Kevin Moriarty

(Missoula Current) With the announcement that Cindy Weese will be stepping down from her long-held position as the executive director of the YWCA, Jen Euell prepares to take over, and she has some ideas for the organization heading into the future.

Euell will begin her new role in January and feels that her life’s work up to this point has led her to and prepared her for this position. Euell has experience with the YWCA working as a night manager in the late 90’s and serving on the board of directors in the early 2000’s.

After leaving the YWCA, Euell was inspired to co-create the GUTS! Program (Girls Using Their Strengths) which helps young girls discover their talents and build self-confidence. After working with women who were survivors of domestic violence, she realized that many of the women had lost all confidence in themselves.

“They were these incredible, strong, capable women. But oftentimes they didn't see themselves that way,” said Euell.

Most recently, Euell is preparing to leave her position as the director of the Student Advocacy Resource Center at the University of Montana, which provides services comparable to the YWCA, but for UM’s student community.

Euell said she feels prepared for her new role at the YWCA but doesn’t expect it to be easy.

“I just recognize that there will be a new challenge every day, but I’m excited about it because I love the work,” said Euell.

The mission of the YWCA is to eliminate racism, empower women and promote peace, justice, freedom and dignity for all. The YWCA Missoula has grown tremendously over the past couple decades and has been able to provide housing, counseling and supportive services for those in need in the Missoula community.

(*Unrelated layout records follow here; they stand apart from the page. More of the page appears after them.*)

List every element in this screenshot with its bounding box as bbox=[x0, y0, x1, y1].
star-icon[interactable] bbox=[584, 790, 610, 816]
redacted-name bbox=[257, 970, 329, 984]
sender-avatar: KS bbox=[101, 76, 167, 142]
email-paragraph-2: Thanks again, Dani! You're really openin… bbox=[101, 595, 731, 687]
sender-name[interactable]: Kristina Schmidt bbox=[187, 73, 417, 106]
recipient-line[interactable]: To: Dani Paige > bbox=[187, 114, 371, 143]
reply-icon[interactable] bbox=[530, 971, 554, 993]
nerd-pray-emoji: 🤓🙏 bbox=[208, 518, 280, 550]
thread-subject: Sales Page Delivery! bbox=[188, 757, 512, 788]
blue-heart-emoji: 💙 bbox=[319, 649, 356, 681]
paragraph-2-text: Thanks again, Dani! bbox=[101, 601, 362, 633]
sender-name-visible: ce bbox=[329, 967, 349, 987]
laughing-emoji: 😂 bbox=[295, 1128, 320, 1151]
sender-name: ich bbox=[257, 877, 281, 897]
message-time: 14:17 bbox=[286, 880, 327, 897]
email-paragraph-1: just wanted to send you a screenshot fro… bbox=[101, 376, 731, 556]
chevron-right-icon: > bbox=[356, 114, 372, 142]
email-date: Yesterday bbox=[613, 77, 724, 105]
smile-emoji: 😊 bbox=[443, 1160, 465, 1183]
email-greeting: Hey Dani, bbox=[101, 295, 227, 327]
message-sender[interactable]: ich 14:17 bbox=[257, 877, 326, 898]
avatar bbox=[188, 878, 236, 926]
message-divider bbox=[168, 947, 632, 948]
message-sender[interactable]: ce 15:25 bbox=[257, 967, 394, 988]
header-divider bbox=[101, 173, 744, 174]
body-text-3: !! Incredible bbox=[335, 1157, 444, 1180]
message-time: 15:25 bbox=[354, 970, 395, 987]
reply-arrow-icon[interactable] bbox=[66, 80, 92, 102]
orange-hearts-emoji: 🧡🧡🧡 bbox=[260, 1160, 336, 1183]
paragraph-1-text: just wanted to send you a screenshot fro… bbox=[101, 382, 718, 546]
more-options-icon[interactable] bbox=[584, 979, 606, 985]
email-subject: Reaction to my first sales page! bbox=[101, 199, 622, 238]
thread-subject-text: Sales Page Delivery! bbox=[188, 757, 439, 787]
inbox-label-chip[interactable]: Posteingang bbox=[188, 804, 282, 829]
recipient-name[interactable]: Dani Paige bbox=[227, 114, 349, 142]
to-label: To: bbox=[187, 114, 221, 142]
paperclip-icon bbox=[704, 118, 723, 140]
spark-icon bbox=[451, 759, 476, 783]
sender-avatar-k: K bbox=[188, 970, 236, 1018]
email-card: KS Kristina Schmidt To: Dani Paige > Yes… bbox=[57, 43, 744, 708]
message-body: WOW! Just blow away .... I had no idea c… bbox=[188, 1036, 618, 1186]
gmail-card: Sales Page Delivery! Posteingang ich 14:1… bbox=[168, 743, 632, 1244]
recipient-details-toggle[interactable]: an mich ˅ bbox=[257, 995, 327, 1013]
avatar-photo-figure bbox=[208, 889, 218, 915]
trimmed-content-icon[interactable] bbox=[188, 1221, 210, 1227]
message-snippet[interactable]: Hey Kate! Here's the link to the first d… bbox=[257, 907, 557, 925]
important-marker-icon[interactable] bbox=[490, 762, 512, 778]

Euell recognizes the great strides that the YWCA has made over the last couple decades and has some ideas of her own on how the organization can continue to grow.

To start, she wants to make the YWCA a great place to work by supporting employees. The YWCA can be a tough place to work and Euell feels that creating a supportive work environment will only strengthen the organization moving forward.

Euell also hopes to transition the organization from focusing primarily on supportive services for survivors of domestic violence to looking at prevention and root causes.

Euell does not know what these efforts will look like in practice yet, but she is striving to continue pushing the mission of the YWCA forward in the Missoula community.

“I’m excited for what we come up with next,” said Euell, “I don't have the answers. I think the people who work there and the people we serve have the answers to these questions.”